Machine Learning of Speckle Images Assisted Wearable Temperature Skin with Implanted Fiber Optic Sensor

Abstract

Abstract Machine learning based fiber optic sensing technology is expected to achieve integrated low-cost demodulation solutions in future miniaturized human temperature sensing. In this work, we proposed a machine learning of speckle images assisted wearable temperature skin with implanted fiber optic sensor. The balloon type sensor is sandwiched between two flexible Polydimethylsiloxane (PDMS) films and nested on a hard UV polymer cap. The volume of UV polymer cap will change with temperature, thereby driving changes in the radius of balloon shaped optical fiber.

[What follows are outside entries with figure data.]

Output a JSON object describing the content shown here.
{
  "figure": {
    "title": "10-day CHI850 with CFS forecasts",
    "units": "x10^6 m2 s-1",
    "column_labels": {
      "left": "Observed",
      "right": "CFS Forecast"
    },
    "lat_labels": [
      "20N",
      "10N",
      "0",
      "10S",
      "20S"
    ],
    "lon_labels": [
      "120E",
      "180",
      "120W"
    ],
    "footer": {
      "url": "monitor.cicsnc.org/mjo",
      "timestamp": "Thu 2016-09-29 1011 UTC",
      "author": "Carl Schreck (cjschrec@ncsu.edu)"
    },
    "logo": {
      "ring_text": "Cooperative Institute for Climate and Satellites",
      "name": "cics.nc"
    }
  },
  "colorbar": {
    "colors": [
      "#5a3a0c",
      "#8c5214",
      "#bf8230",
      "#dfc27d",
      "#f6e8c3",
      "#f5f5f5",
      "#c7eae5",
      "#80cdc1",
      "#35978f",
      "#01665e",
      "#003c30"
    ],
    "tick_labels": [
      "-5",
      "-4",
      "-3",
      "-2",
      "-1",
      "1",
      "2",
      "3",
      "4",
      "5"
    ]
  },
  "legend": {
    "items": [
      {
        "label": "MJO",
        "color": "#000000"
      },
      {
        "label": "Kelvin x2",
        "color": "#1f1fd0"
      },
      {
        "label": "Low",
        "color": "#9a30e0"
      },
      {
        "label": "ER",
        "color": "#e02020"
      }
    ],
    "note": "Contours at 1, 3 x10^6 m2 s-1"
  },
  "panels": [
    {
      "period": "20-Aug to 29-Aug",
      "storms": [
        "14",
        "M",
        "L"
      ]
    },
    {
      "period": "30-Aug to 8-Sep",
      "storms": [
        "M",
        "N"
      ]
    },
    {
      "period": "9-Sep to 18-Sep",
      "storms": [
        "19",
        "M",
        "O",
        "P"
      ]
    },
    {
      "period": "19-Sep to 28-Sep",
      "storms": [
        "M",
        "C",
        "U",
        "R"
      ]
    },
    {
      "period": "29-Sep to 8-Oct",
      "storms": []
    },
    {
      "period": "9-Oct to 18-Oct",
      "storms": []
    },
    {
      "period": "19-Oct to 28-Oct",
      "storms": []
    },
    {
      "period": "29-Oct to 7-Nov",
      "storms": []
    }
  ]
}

This leads to changes in the speckle pattern generated at the end of the optical fiber, which is then demodulated through machine learning. The experiment shows the speckle variation of the sensor every 0.1°C in the temperature range of 36.4°C to 37.4°C. The "SpeckleNet" regression model based on Visual Geometry Group-16 (VGG-16) is proposed, which adopts fewer convolutional and max pooling kernels, and uses fewer fully-connected layers to reduce computational complexity. The prediction accuracy of the model can reach 99.88%. The research content of this article has good application prospects in the field of human wearable temperature sensors.